K-means via stats — details_k_means

k_means() creates K-means model. This engine uses the classical definition of a K-means model, which only takes numeric predictors.

Details

For this engine, there is a single mode: partition

Tuning Parameters

This model has 1 tuning parameters:

num_clusters: # Clusters (type: integer, default: no default)

Translation from tidyclust to the original package (partition)

k_means(num_clusters = integer(1)) %>%
  set_engine("stats") %>%
  set_mode("partition") %>%
  translate_tidyclust()

## K Means Cluster Specification (partition)
##
## Main Arguments:
##   num_clusters = integer(1)
##
## Computational engine: stats
##
## Model fit template:
## tidyclust::.k_means_fit_stats(x = missing_arg(), centers = missing_arg(),
##     centers = integer(1))

Preprocessing requirements

Factor/categorical predictors need to be converted to numeric values (e.g., dummy or indicator variables) for this engine. When using the formula method via fit(), tidyclust will convert factor columns to indicators.

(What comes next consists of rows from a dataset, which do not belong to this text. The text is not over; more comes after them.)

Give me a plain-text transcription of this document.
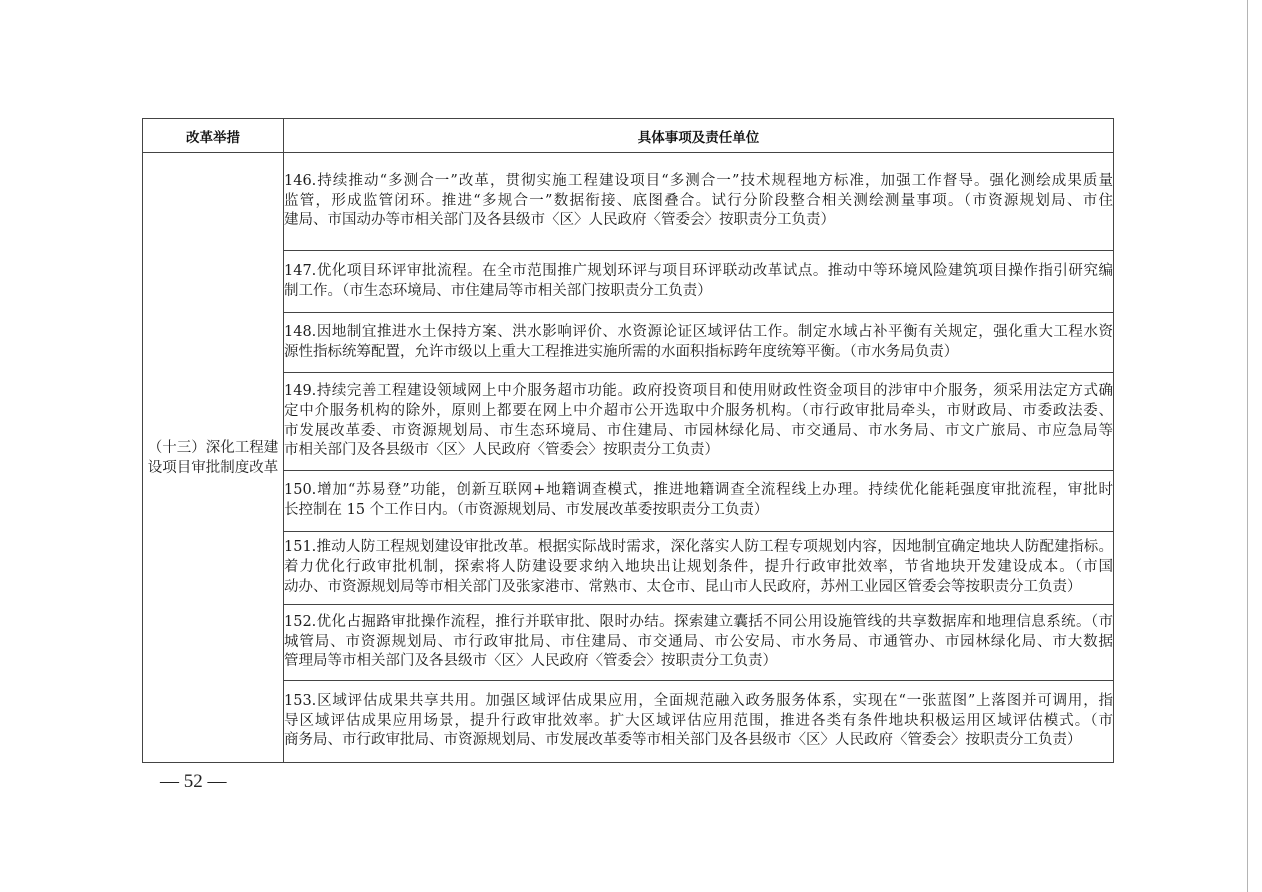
改革举措	具体事项及责任单位

（十三）深化工程建
设项目审批制度改革	146.持续推动“多测合一”改革，贯彻实施工程建设项目“多测合一”技术规程地方标准，加强工作督导。强化测绘成果质量
监管，形成监管闭环。推进“多规合一”数据衔接、底图叠合。试行分阶段整合相关测绘测量事项。（市资源规划局、市住
建局、市国动办等市相关部门及各县级市〈区〉人民政府〈管委会〉按职责分工负责）

	147.优化项目环评审批流程。在全市范围推广规划环评与项目环评联动改革试点。推动中等环境风险建筑项目操作指引研究编
制工作。（市生态环境局、市住建局等市相关部门按职责分工负责）

	148.因地制宜推进水土保持方案、洪水影响评价、水资源论证区域评估工作。制定水域占补平衡有关规定，强化重大工程水资
源性指标统筹配置，允许市级以上重大工程推进实施所需的水面积指标跨年度统筹平衡。（市水务局负责）

	149.持续完善工程建设领域网上中介服务超市功能。政府投资项目和使用财政性资金项目的涉审中介服务，须采用法定方式确
定中介服务机构的除外，原则上都要在网上中介超市公开选取中介服务机构。（市行政审批局牵头，市财政局、市委政法委、
市发展改革委、市资源规划局、市生态环境局、市住建局、市园林绿化局、市交通局、市水务局、市文广旅局、市应急局等
市相关部门及各县级市〈区〉人民政府〈管委会〉按职责分工负责）

	150.增加“苏易登”功能，创新互联网+地籍调查模式，推进地籍调查全流程线上办理。持续优化能耗强度审批流程，审批时
长控制在 15 个工作日内。（市资源规划局、市发展改革委按职责分工负责）

	151.推动人防工程规划建设审批改革。根据实际战时需求，深化落实人防工程专项规划内容，因地制宜确定地块人防配建指标。
着力优化行政审批机制，探索将人防建设要求纳入地块出让规划条件，提升行政审批效率，节省地块开发建设成本。（市国
动办、市资源规划局等市相关部门及张家港市、常熟市、太仓市、昆山市人民政府，苏州工业园区管委会等按职责分工负责）

	152.优化占掘路审批操作流程，推行并联审批、限时办结。探索建立囊括不同公用设施管线的共享数据库和地理信息系统。（市
城管局、市资源规划局、市行政审批局、市住建局、市交通局、市公安局、市水务局、市通管办、市园林绿化局、市大数据
管理局等市相关部门及各县级市〈区〉人民政府〈管委会〉按职责分工负责）

	153.区域评估成果共享共用。加强区域评估成果应用，全面规范融入政务服务体系，实现在“一张蓝图”上落图并可调用，指
导区域评估成果应用场景，提升行政审批效率。扩大区域评估应用范围，推进各类有条件地块积极运用区域评估模式。（市
商务局、市行政审批局、市资源规划局、市发展改革委等市相关部门及各县级市〈区〉人民政府〈管委会〉按职责分工负责）
— 52 —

Predictors should have the same scale. One way to achieve this is to center and scale each so that each predictor has mean zero and a variance of one.

References

Forgy, E. W. (1965). Cluster analysis of multivariate data: efficiency vs interpretability of classifications. Biometrics, 21, 768–769.
Hartigan, J. A. and Wong, M. A. (1979). Algorithm AS 136: A K-means clustering algorithm. Applied Statistics, 28, 100–108. doi:10.2307/2346830.
Lloyd, S. P. (1957, 1982). Least squares quantization in PCM. Technical Note, Bell Laboratories. Published in 1982 in IEEE Transactions on Information Theory, 28, 128–137.
MacQueen, J. (1967). Some methods for classification and analysis of multivariate observations. In Proceedings of the Fifth Berkeley Symposium on Mathematical Statistics and Probability, eds L. M. Le Cam & J. Neyman, 1, pp. 281–297. Berkeley, CA: University of California Press.